23. Dezember ‒ «Soll ich oder besser nicht?»
Es ist haften geblieben, was einst meine Eltern und mein damaliges Umfeld mir beizubringen versuchte ‒ wenn ein anderer Mensch in Not ist, dann hilf ihm. Allerdings haben sie es versäumt mich darauf hinzuweisen, dass ich stets darauf zu achten habe, ob die Hilfeleistung das Gesetz billigt oder nicht oder sogar vorschreibt.
Es ist nachzulesen, dass die Unterlassung der Nothilfe gegenüber einem Menschen, der in unmittelbarer Lebensgefahr schwebt, mit einer Freiheitsstrafe bestraft werden kann.
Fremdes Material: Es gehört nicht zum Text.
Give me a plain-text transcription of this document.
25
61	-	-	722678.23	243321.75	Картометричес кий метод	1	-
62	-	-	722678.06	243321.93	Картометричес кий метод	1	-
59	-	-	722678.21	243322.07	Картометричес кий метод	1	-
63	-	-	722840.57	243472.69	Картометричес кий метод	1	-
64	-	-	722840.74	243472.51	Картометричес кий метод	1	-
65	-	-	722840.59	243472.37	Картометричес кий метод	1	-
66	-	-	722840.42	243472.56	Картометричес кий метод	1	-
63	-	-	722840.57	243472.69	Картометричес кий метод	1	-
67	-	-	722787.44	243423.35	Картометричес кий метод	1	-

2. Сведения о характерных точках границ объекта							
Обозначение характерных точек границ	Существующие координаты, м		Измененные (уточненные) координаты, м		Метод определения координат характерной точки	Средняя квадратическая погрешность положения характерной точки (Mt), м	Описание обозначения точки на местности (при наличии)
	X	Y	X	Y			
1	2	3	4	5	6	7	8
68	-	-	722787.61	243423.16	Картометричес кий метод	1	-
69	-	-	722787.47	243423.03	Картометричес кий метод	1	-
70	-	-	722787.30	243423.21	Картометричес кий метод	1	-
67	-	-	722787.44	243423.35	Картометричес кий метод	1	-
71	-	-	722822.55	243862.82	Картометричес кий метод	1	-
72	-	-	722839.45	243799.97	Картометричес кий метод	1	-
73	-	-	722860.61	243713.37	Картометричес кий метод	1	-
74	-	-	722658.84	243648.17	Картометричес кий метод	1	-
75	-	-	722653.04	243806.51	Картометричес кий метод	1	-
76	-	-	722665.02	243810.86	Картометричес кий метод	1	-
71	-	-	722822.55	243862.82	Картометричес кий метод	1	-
Achtenswerte Beweggründe, die zu einer Hilfeleistung führen, werden bei der Strafbeurteilung nicht mehr berücksichtigt. Nun wird es problematisch im entsprechenden Moment kurzfristig zu entscheiden, ob nun der andere Mensch in Lebensgefahr schwebt und ich helfen muss oder ob sein Zustand respektive sein Befinden für ihn eine Lebensgefahr nur bedeuten könnte und ich mich somit bei einer Hilfestellung strafbar mache.
Die Länder und auch die Schweiz haben sich nun im Bereich der Flüchtlinge für das zweite entschieden und verbieten eigentlich jede menschliche Hilfeleistung. Natürlich kann man sich die Frage stellen, ob denn ein Mensch auf der Flucht, ausgehungert und ohne Obdach, Anspruch erheben kann, dass man ihm hilft und nicht einfach wieder zurück ins Ungewisse schickt. Die Rede ist nicht von den verwerflichen Schlepperbanden, die sich bereichern wollen, sondern von den Menschen, die im Schlamassel der Flucht stecken. Bin ich mit ihnen, den einzelnen Flüchtlingen, solidarisch, mache ich mich strafbar ‒ dadurch verhindern die Gerichte mir die Hilfeleistung. So bleibt die Frage stehen, ob sie denn sich nicht selber strafbar machen, in dem sie eine notwendige Hilfeleistung behindern.
Lassen Sie mich zu Weihnachten den Bogen spannen und kommen Sie mit auf die gedankliche Reise der Geschichte, die man immer wieder zu erzählen weiss ‒ die Suche von Maria und Josef nach einer Herberge. Blieben dazumal unzählige Türen für sie verschlossen, weil man Angst vor einer Strafverfolgung haben musste oder war es einfach eine Ablehnung gegenüber Fremden? Ich denke, es war eher das zweite ‒ und heute ist es gleich beides, Strafverfolgung und Ablehnung.
Ich wünsche Ihnen eine friedliche Weihnachtszeit, in der alle ihren Platz finden können.